| Hlavní stránka > Hacking Invenio > WebSubmit Internals > Conversion tools |
The WebSubmit Conversion Tools library (websubmit_file_converter.py) let you convert from a fulltext format into an other and to perform OCR.
def get_best_format_to_extract_text_from(filelist, best_formats=CFG_WEBSUBMIT_BEST_FORMATS_TO_EXTRACT_TEXT_FROM):
"""
Return among the filelist the best file whose format is best suited for
extracting text.
"""
def get_missing_formats(filelist, desired_conversion=CFG_WEBSUBMIT_DESIRED_CONVERSIONS):
"""Given a list of files it will return a dictionary of the form:
file1 : missing formats to generate from it...
"""
def can_convert(input_format, output_format, max_intermediate_conversions=2):
"""Return the chain of conversion to transform input_format into output_format, if any."""
def can_pdfopt():
"""Return True if it's possible to optimize PDFs."""
def can_pdfa():
"""Return True if it's possible to generate PDF/As."""
def can_perform_ocr():
"""Return True if it's possible to perform OCR."""
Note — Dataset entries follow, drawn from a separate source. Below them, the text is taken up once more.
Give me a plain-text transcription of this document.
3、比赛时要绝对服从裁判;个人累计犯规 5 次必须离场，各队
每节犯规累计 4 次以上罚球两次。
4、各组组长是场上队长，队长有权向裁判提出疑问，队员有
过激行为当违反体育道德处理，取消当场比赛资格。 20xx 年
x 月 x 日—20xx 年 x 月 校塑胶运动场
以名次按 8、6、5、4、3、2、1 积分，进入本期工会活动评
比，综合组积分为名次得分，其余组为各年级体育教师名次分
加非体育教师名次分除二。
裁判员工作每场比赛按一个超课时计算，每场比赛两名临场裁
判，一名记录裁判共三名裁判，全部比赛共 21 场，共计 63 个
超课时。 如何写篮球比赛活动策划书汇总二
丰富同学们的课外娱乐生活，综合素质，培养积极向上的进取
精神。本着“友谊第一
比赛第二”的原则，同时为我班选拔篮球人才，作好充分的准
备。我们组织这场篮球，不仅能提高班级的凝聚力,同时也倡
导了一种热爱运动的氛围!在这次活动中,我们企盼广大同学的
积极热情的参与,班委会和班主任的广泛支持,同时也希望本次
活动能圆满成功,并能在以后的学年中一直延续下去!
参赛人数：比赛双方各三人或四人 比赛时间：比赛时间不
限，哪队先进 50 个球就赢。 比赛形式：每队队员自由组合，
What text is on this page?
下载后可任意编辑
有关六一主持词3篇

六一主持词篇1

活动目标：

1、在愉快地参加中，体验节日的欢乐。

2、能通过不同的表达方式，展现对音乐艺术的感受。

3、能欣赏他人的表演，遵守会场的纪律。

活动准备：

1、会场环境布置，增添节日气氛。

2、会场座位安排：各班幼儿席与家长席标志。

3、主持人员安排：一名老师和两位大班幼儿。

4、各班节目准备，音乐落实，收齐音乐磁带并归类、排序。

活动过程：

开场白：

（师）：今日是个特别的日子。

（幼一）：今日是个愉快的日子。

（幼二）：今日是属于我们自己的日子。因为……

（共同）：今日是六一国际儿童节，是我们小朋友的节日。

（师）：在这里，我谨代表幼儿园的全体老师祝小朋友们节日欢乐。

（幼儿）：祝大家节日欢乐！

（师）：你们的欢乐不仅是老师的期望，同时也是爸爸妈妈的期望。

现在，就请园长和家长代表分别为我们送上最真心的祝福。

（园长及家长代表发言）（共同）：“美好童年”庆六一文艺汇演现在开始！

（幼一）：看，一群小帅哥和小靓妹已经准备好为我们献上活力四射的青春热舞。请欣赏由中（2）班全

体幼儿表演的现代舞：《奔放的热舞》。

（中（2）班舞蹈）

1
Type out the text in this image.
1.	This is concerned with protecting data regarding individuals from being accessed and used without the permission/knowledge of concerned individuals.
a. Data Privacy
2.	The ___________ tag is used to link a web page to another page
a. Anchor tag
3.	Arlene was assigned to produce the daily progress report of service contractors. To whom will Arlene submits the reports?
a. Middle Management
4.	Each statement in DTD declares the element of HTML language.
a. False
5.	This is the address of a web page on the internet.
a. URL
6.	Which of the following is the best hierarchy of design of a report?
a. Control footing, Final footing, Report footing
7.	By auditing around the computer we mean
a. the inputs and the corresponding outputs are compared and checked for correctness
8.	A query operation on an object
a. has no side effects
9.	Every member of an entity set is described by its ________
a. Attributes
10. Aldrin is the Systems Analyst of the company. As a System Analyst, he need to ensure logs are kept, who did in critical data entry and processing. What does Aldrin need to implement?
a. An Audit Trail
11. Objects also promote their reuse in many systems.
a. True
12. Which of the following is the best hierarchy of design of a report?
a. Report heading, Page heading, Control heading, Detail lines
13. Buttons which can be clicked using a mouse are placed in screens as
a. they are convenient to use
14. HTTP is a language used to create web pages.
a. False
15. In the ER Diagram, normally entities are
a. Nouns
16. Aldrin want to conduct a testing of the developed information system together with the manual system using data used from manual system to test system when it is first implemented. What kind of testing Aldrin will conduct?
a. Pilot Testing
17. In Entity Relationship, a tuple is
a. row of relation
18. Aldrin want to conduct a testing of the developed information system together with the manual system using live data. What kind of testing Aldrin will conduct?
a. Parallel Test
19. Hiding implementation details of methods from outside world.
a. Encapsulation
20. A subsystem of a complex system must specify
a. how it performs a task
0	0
def can_spell_check(ln='en'):
"""Return True if it's possible to perform spell checking."""
def guess_is_OCR_needed(input_file, ln='en'):
"""
Tries to see if enough text is retrievable from input_file.
Return True if OCR is needed, False if it's already
possible to retrieve information from the document.
"""
output_file = convert_file(input_file, format='.txt', perform_ocr=False)
def convert_file(input_file, output_file=None, output_format=None, **params):
"""
Convert files from one format to another.
@param input_file [string] the path to an existing file
@param output_file [string] the path to the desired ouput. (if None a
temporary file is generated)
@param output_format [string] the desired format (if None it is taken from
output_file)
@param params other paramaters to pass to the particular converter
@return [string] the final output_file
"""
def pdf2hocr2pdf(input_file, output_file=None, font="Courier", author=None, keywords=None, subject=None, title=None, draft=False, ln='en', pdfopt=True, **args):
"""
Transform a scanned PDF into a PDF with OCRed text.
@param font the default font (e.g. Courier, Times-Roman).
@param author the author name.
@param subject the subject of the document.
@param title the title of the document.
@param draft whether to enable debug information in the output.
@param ln is a two letter language code to give the OCR tool a hint.
"""
input_file, output_hocr_file, dummy = prepare_io(input_file, output_ext='.hocr', need_working_dir=False)
output_hocr_file, working_dir = pdf2hocr(input_file, output_file=output_hocr_file, ln=ln, return_working_dir=True)
output_file = hocr2pdf(output_hocr_file, output_file, working_dir, font=font, author=author, keywords=keywords, subject=subject, title=title, draft=draft)
clean_working_dir(working_dir)
return output_file
See websubmit_file_converter API for a complete API description.